AutoLiRPAAssessor (registry auto_lirpa) wraps auto-LiRPA — a sound but incomplete verifier that propagates certified per-class logit bounds (CROWN / IBP) directly over a torch model. Unlike Marabou it needs no ONNX export and scales to CNNs and L2 / L∞ budgets. Torch backend only (needs autograd + the live nn.Module); ONNX backends are rejected.

Verdicts are VERIFIED (lb[true] > max(ub[other classes])) or UNKNOWNnever FALSIFIED (sound + incomplete, so no counter-example). Certified lower_bounds / upper_bounds populate RobustnessResult.output_bounds for both VERIFIED and UNKNOWN samples (the bounds are the certificate), so all FORMAL_VERIFICATION visualisers above apply.

algorithm

Method

Norm

crown (default)

CROWN (backward)

L∞

ibp

IBP (interval)

L∞

crown-ibp

CROWN-IBP (hybrid)

L∞

crown-l2

CROWN (backward)

L2

constructor.epsilon sets the default budget radius (overridden per-call by eps). Install: uv sync --extra auto-lirpa (git-only; resolved from GitHub master — see below). It is not part of the robustness umbrella.

Note

auto-LiRPA has no upstream Intel XPU support. The adapter runs on the active backend's device but emits a warning on an Intel XPU backend (less-common ops may hit XPU gaps); fall back to a CPU backend if you hit operator not implemented for XPU. auto-LiRPA also has no PyPI release supporting torch 2.x, so it installs from GitHub master and pins the project to the torch 2.8 window — see Contributing to the robustness module.

ImageCorruptions

ImageCorruptionsAssessor (registry imagecorruptions) wraps the imagecorruptions library to apply one of 19 corruptions at a chosen severity. It estimates average-case accuracy under the corruption distribution, not a per-input adversarial verdict. threat_model is NOT_APPLICABLE (no adversary).

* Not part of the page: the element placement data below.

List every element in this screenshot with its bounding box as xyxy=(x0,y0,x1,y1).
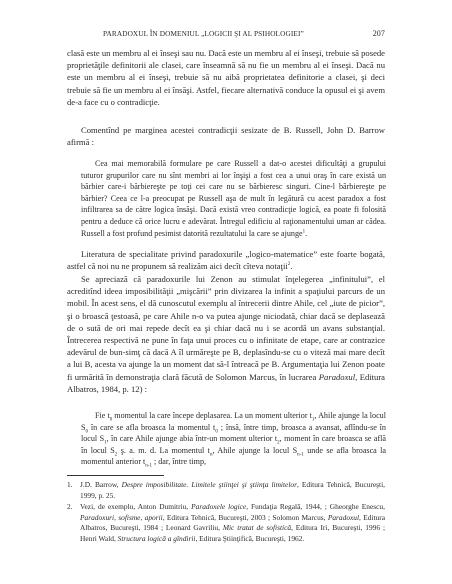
paragraph-4: Se apreciază că paradoxurile lui Zenon a… xyxy=(67,273,385,395)
footnote-ref-1[interactable]: 1 xyxy=(303,229,306,234)
footnote-divider xyxy=(67,475,164,476)
paragraph-3-text: Literatura de specialitate privind parad… xyxy=(67,249,385,271)
paragraph-1: clasă este un membru al ei înseşi sau nu… xyxy=(67,47,385,108)
paragraph-3: Literatura de specialitate privind parad… xyxy=(67,248,385,272)
footnote-1: 1. J.D. Barrow, Despre imposibilitate. L… xyxy=(67,480,385,501)
running-header: PARADOXUL ÎN DOMENIUL „LOGICII ŞI AL PSI… xyxy=(67,29,387,41)
quote-text: Cea mai memorabilă formulare pe care Rus… xyxy=(81,159,386,238)
footnote-number: 1. xyxy=(67,480,73,491)
page-number: 207 xyxy=(373,29,385,38)
footnote-2: 2. Vezi, de exemplu, Anton Dumitriu, Par… xyxy=(67,502,385,544)
book-title: Paradoxul xyxy=(319,372,355,382)
block-quote-marcus: Fie t0 momentul la care începe deplasare… xyxy=(81,410,386,468)
paragraph-2: Comentînd pe marginea acestei contradicţ… xyxy=(67,124,385,148)
paragraph-4-text: Se apreciază că paradoxurile lui Zenon a… xyxy=(67,274,385,382)
running-title: PARADOXUL ÎN DOMENIUL „LOGICII ŞI AL PSI… xyxy=(103,29,304,38)
footnote-ref-2[interactable]: 2 xyxy=(288,262,291,267)
footnote-number: 2. xyxy=(67,502,73,513)
block-quote-barrow: Cea mai memorabilă formulare pe care Rus… xyxy=(81,158,386,239)
footnote-text: Vezi, de exemplu, Anton Dumitriu, Parado… xyxy=(80,502,385,544)
footnote-text: J.D. Barrow, Despre imposibilitate. Limi… xyxy=(80,480,385,501)
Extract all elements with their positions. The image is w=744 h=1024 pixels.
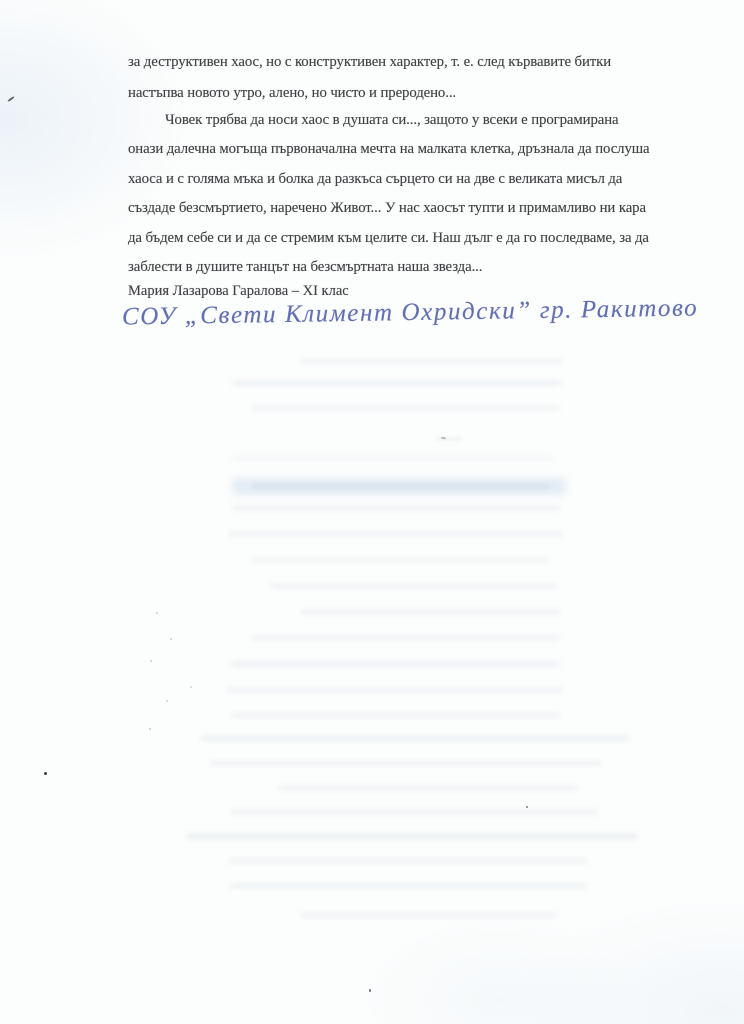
bleedthrough-line xyxy=(300,912,558,918)
typed-line: за деструктивен хаос, но с конструктивен… xyxy=(128,47,611,78)
bleedthrough-line xyxy=(200,735,630,741)
scan-speck xyxy=(190,686,192,688)
scan-speck xyxy=(149,728,151,730)
bleedthrough-line xyxy=(252,405,560,411)
handwritten-school-line: СОУ „Свети Климент Охридски” гр. Ракитов… xyxy=(122,294,699,331)
bleedthrough-line xyxy=(250,635,560,641)
bleedthrough-line xyxy=(228,858,588,864)
scan-speck xyxy=(166,700,168,702)
bleedthrough-line xyxy=(230,809,598,815)
bleedthrough-line xyxy=(232,380,562,386)
scan-speck xyxy=(156,612,158,614)
scan-speck xyxy=(441,437,446,439)
typed-line: да бъдем себе си и да се стремим към цел… xyxy=(128,224,650,253)
bleedthrough-line xyxy=(232,478,566,495)
scan-speck xyxy=(150,660,152,662)
bleedthrough-line xyxy=(300,609,560,615)
typed-line: Човек трябва да носи хаос в душата си...… xyxy=(128,106,650,135)
bleedthrough-line xyxy=(186,833,638,840)
scan-speck xyxy=(170,638,172,640)
bleedthrough-line xyxy=(230,883,588,889)
bleedthrough-line xyxy=(270,583,558,589)
scanned-document-page: за деструктивен хаос, но с конструктивен… xyxy=(0,0,744,1024)
bleedthrough-line xyxy=(210,760,602,766)
bleedthrough-line xyxy=(230,661,560,667)
bleedthrough-line xyxy=(250,557,550,563)
scan-speck xyxy=(526,806,528,808)
scan-speck xyxy=(369,989,371,992)
bleedthrough-line xyxy=(252,483,550,489)
bleedthrough-line xyxy=(436,437,462,441)
bleedthrough-line xyxy=(226,687,562,693)
bleedthrough-line xyxy=(228,531,562,537)
bleedthrough-line xyxy=(300,358,562,364)
bleedthrough-line xyxy=(232,505,560,511)
typed-line: настъпва новото утро, алено, но чисто и … xyxy=(128,78,611,109)
bleedthrough-line xyxy=(230,712,560,718)
paragraph-1: за деструктивен хаос, но с конструктивен… xyxy=(128,47,611,109)
scan-speck xyxy=(44,772,47,775)
bleedthrough-line xyxy=(232,455,554,461)
bleedthrough-line xyxy=(278,785,578,791)
typed-line: заблести в душите танцът на безсмъртната… xyxy=(128,253,650,282)
paragraph-2: Човек трябва да носи хаос в душата си...… xyxy=(128,106,650,282)
typed-line: създаде безсмъртието, наречено Живот... … xyxy=(128,194,650,223)
author-line: Мария Лазарова Гаралова – XI клас xyxy=(128,283,349,300)
typed-line: онази далечна могъща първоначална мечта … xyxy=(128,135,650,164)
scan-speck xyxy=(7,96,15,102)
typed-line: хаоса и с голяма мъка и болка да разкъса… xyxy=(128,165,650,194)
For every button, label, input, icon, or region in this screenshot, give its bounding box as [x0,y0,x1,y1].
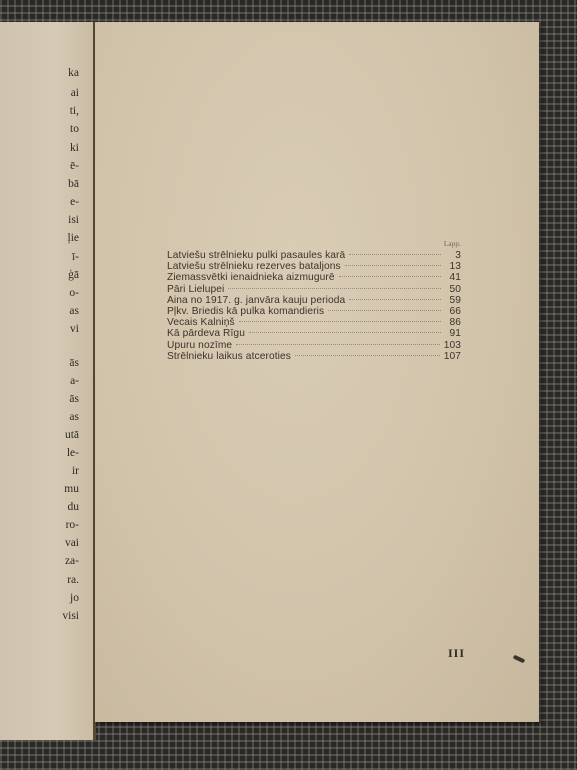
leader-dots [228,288,441,289]
text-fragment: vai [65,538,79,550]
text-fragment: ro- [66,520,79,532]
text-fragment: e- [70,197,79,209]
text-fragment: ki [70,143,79,155]
text-fragment: mu [64,484,79,496]
toc-entry: Pāri Lielupei50 [167,284,461,295]
toc-entry: Kā pārdeva Rīgu91 [167,328,461,339]
toc-entry-page: 103 [444,340,461,351]
leader-dots [295,355,440,356]
ink-smudge [513,655,526,664]
toc-entry-page: 50 [445,284,461,295]
toc-entry-page: 66 [445,306,461,317]
leader-dots [349,254,441,255]
text-fragment: le- [67,448,79,460]
text-fragment: to [70,124,79,136]
text-fragment: jo [70,593,79,605]
text-fragment: isi [68,215,79,227]
toc-entry-title: Latviešu strēlnieku pulki pasaules karā [167,250,345,261]
toc-entry-title: Kā pārdeva Rīgu [167,328,245,339]
text-fragment: as [69,306,79,318]
toc-entry-page: 13 [445,261,461,272]
toc-entry: Upuru nozīme103 [167,340,461,351]
toc-header: Lapp. [167,240,461,248]
page-number: III [448,646,465,661]
toc-entry-title: Strēlnieku laikus atceroties [167,351,291,362]
toc-entry: Pļkv. Briedis kā pulka komandieris66 [167,306,461,317]
leader-dots [239,321,441,322]
text-fragment: ra. [67,575,79,587]
text-fragment: as [69,412,79,424]
toc-entry-page: 91 [445,328,461,339]
text-fragment: ir [72,466,79,478]
text-fragment: ī- [72,252,79,264]
text-fragment: visi [62,611,79,623]
toc-entry-title: Vecais Kalniņš [167,317,235,328]
text-fragment: bā [68,179,79,191]
toc-entry: Aina no 1917. g. janvāra kauju perioda59 [167,295,461,306]
toc-entry-page: 86 [445,317,461,328]
text-fragment: ka [68,68,79,80]
text-fragment: du [68,502,80,514]
leader-dots [249,332,441,333]
text-fragment: ti, [70,106,79,118]
toc-entry-title: Latviešu strēlnieku rezerves bataljons [167,261,341,272]
left-page: kaaiti,tokiē-bāe-isiļieī-ģāo-asviāsa-āsa… [0,22,95,740]
right-page: Lapp. Latviešu strēlnieku pulki pasaules… [95,22,539,722]
toc-entry-title: Upuru nozīme [167,340,232,351]
leader-dots [328,310,441,311]
toc-entry-title: Ziemassvētki ienaidnieka aizmugurē [167,272,335,283]
toc-entry: Strēlnieku laikus atceroties107 [167,351,461,362]
text-fragment: o- [69,288,79,300]
text-fragment: ās [69,394,79,406]
toc-entry-page: 3 [445,250,461,261]
toc-entry: Latviešu strēlnieku rezerves bataljons13 [167,261,461,272]
toc-entry-title: Pāri Lielupei [167,284,224,295]
leader-dots [339,276,441,277]
leader-dots [349,299,441,300]
toc-entry: Vecais Kalniņš86 [167,317,461,328]
toc-entry: Ziemassvētki ienaidnieka aizmugurē41 [167,272,461,283]
text-fragment: ļie [68,233,80,245]
toc-entry-page: 59 [445,295,461,306]
toc-entry-title: Aina no 1917. g. janvāra kauju perioda [167,295,345,306]
toc-entry-title: Pļkv. Briedis kā pulka komandieris [167,306,324,317]
leader-dots [345,265,441,266]
leader-dots [236,344,440,345]
text-fragment: za- [65,556,79,568]
table-of-contents: Lapp. Latviešu strēlnieku pulki pasaules… [167,240,461,362]
toc-entry: Latviešu strēlnieku pulki pasaules karā3 [167,250,461,261]
text-fragment: ē- [70,161,79,173]
toc-list: Latviešu strēlnieku pulki pasaules karā3… [167,250,461,362]
text-fragment: ģā [68,270,79,282]
toc-entry-page: 107 [444,351,461,362]
toc-entry-page: 41 [445,272,461,283]
text-fragment: utā [65,430,79,442]
text-fragment: ai [71,88,79,100]
text-fragment: ās [69,358,79,370]
text-fragment: a- [70,376,79,388]
text-fragment: vi [70,324,79,336]
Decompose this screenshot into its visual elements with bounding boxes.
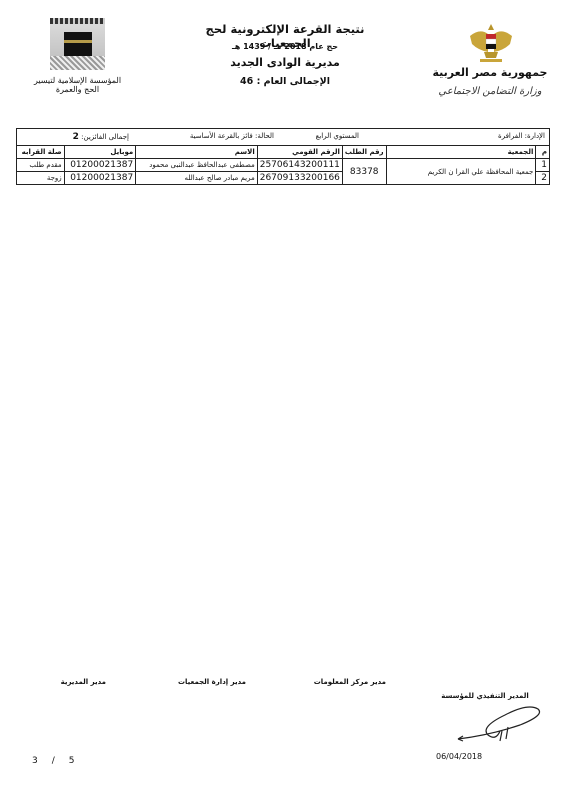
country-name: جمهورية مصر العربية (430, 66, 550, 79)
col-name: الاسم (136, 146, 258, 159)
table-header-row: م الجمعية رقم الطلب الرقم القومي الاسم م… (17, 146, 550, 159)
col-national-id: الرقم القومي (257, 146, 342, 159)
col-request-number: رقم الطلب (342, 146, 386, 159)
table-info-row: الإدارة: الفرافرة المستوي الرابع الحالة:… (17, 129, 550, 146)
foundation-name: المؤسسة الإسلامية لتيسير الحج والعمرة (30, 76, 125, 94)
egypt-eagle-icon (468, 22, 514, 64)
col-index: م (536, 146, 550, 159)
signature-associations: مدير إدارة الجمعيات (178, 678, 246, 686)
winners-table: الإدارة: الفرافرة المستوي الرابع الحالة:… (16, 128, 550, 185)
relation: مقدم طلب (17, 159, 65, 172)
kaaba-image (50, 18, 105, 70)
national-id: 26709133200166 (257, 172, 342, 185)
mobile: 01200021387 (64, 159, 136, 172)
request-number: 83378 (342, 159, 386, 185)
report-subtitle: حج عام 2018 مـ / 1439 هـ (180, 42, 390, 51)
report-date: 06/04/2018 (436, 752, 482, 761)
ministry-name: وزارة التضامن الاجتماعي (430, 86, 550, 97)
col-mobile: موبايل (64, 146, 136, 159)
page-separator: / (52, 756, 55, 766)
administration: الإدارة: الفرافرة (498, 132, 545, 140)
grand-total-label: الإجمالى العام : (257, 76, 330, 87)
winners-label: إجمالى الفائزين: (81, 133, 129, 141)
winners-value: 2 (73, 132, 79, 142)
status-value: فائز بالقرعة الأساسية (190, 132, 253, 140)
page-current: 3 (32, 756, 38, 766)
page-indicator: 3/5 (32, 756, 89, 766)
page-total: 5 (69, 756, 75, 766)
signature-directorate: مدير المديرية (61, 678, 106, 686)
col-relation: صلة القرابه (17, 146, 65, 159)
relation: زوجة (17, 172, 65, 185)
person-name: مصطفى عبدالحافظ عبدالنبى محمود (136, 159, 258, 172)
signature-it-center: مدير مركز المعلومات (314, 678, 386, 686)
administration-value: الفرافرة (498, 132, 522, 140)
grand-total-value: 46 (240, 76, 253, 87)
row-index: 2 (536, 172, 550, 185)
status-label: الحالة: (255, 132, 274, 140)
national-id: 25706143200111 (257, 159, 342, 172)
col-association: الجمعية (386, 146, 536, 159)
row-index: 1 (536, 159, 550, 172)
person-name: مريم مبادر صالح عبدالله (136, 172, 258, 185)
level: المستوي الرابع (316, 132, 359, 140)
administration-label: الإدارة: (525, 132, 545, 140)
grand-total: الإجمالى العام : 46 (180, 76, 390, 87)
executive-director-label: المدير التنفيذي للمؤسسة (430, 692, 540, 700)
status: الحالة: فائز بالقرعة الأساسية (190, 132, 274, 140)
handwritten-signature-icon (450, 705, 550, 745)
table-row: 1 جمعية المحافظة علي القرا ن الكريم 8337… (17, 159, 550, 172)
mobile: 01200021387 (64, 172, 136, 185)
winners-total: إجمالى الفائزين: 2 (73, 132, 129, 142)
association-name: جمعية المحافظة علي القرا ن الكريم (386, 159, 536, 185)
directorate-name: مديرية الوادى الجديد (180, 56, 390, 69)
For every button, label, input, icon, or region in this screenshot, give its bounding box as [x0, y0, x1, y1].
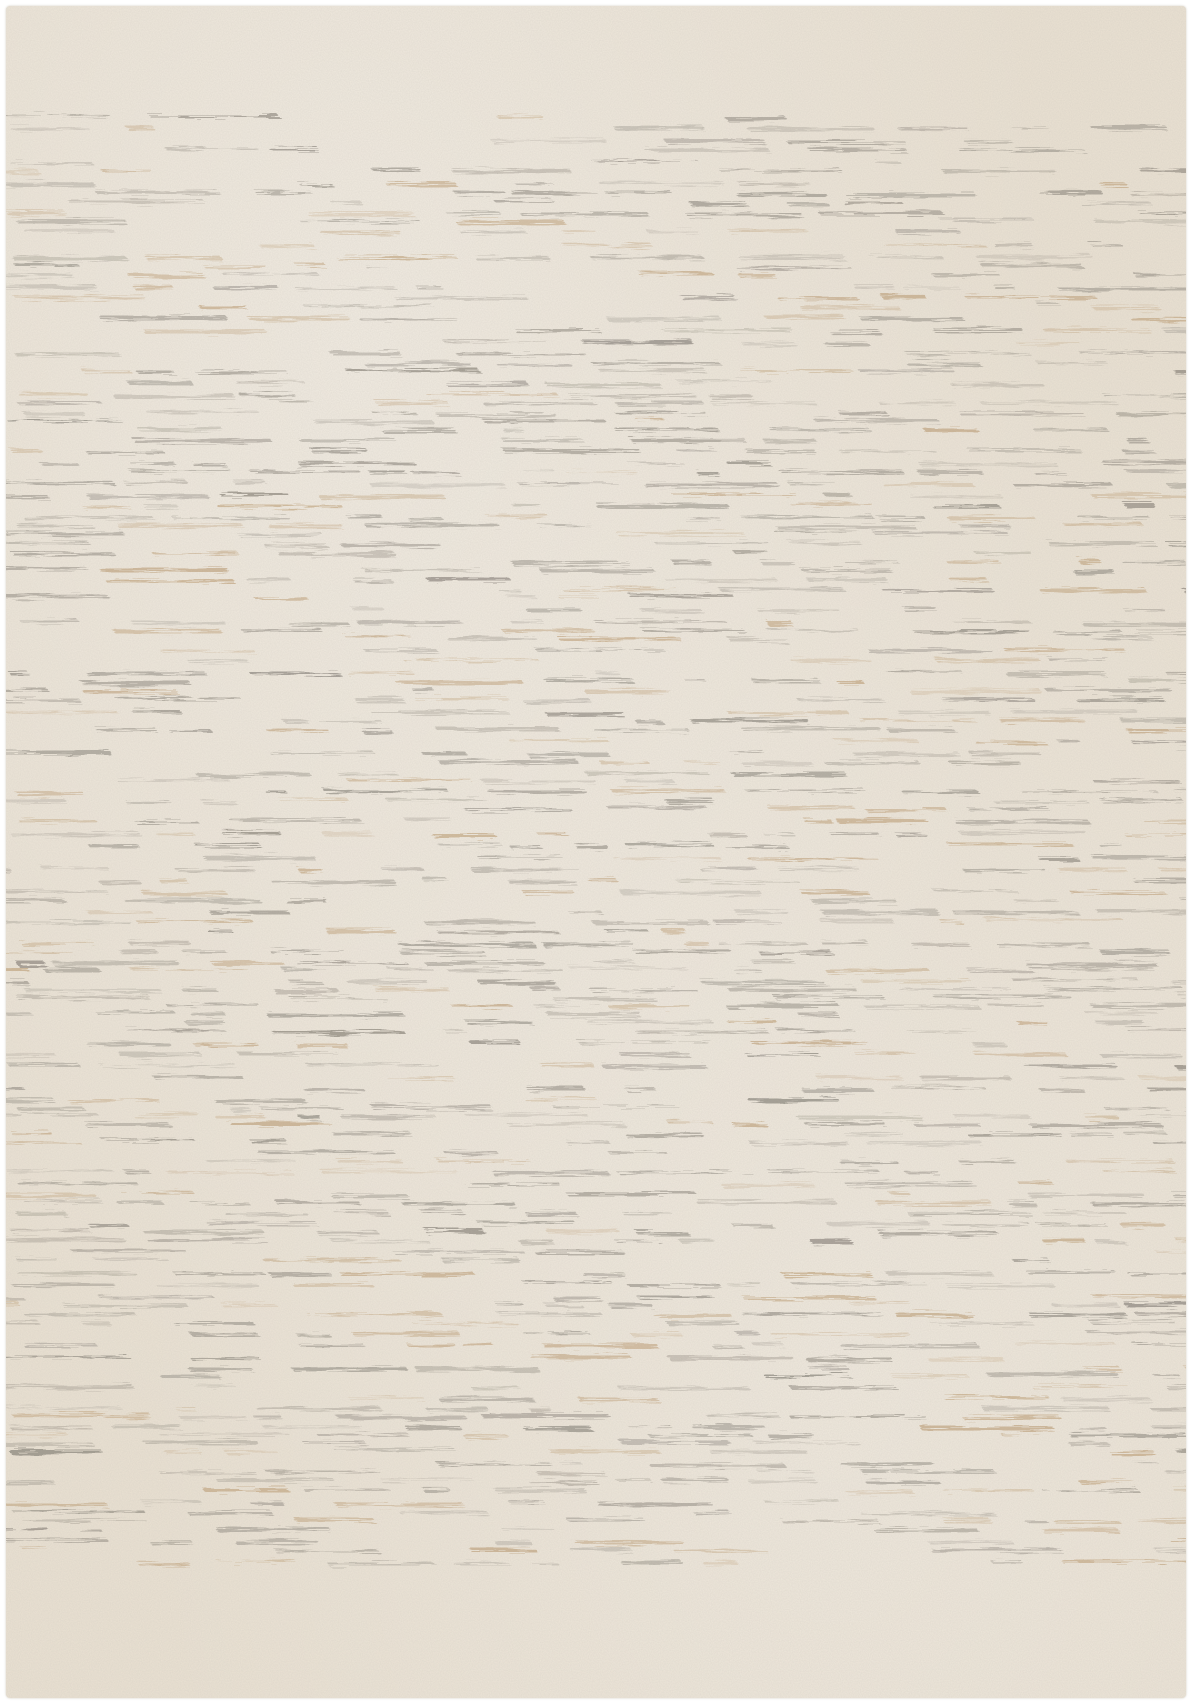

Install: uv add "raitap[imagecorruptions]" (or "raitap[robustness]" to include all robustness libraries).

Config key

Values

algorithm

One of the 19 corruptions below

constructor.severity

Integer 1..5

raitap.ci_method

wilson (default) or clopper_pearson

raitap.ci_level

float, default 0.95

The 19 supported algorithm values (grouped by family):

  • Noise: gaussian_noise, shot_noise, impulse_noise

  • Blur: defocus_blur, glass_blur, motion_blur, zoom_blur

  • Weather: snow, frost, fog, brightness

  • Digital: contrast, elastic_transform, pixelate, jpeg_compression

  • Holdout (ImageNet-C extended set): speckle_noise, gaussian_blur, spatter, saturate

Output is corrupted_accuracy plus a binomial CI (accuracy_ci_low, accuracy_ci_high, n_samples, n_correct) in RobustnessMetrics. Per-sample verdicts are CORRECT_UNDER_PERTURBATION / MISCLASSIFIED_UNDER_PERTURBATION.

Third-party adapters

Third-party adapters published to PyPI can register under the raitap.adapters entry-point group and are auto-discovered at config-registration time. Once installed they appear alongside in-tree assessors: +robustness=myattack in the CLI or from raitap.robustness import myattack in Python. See Writing a plugin.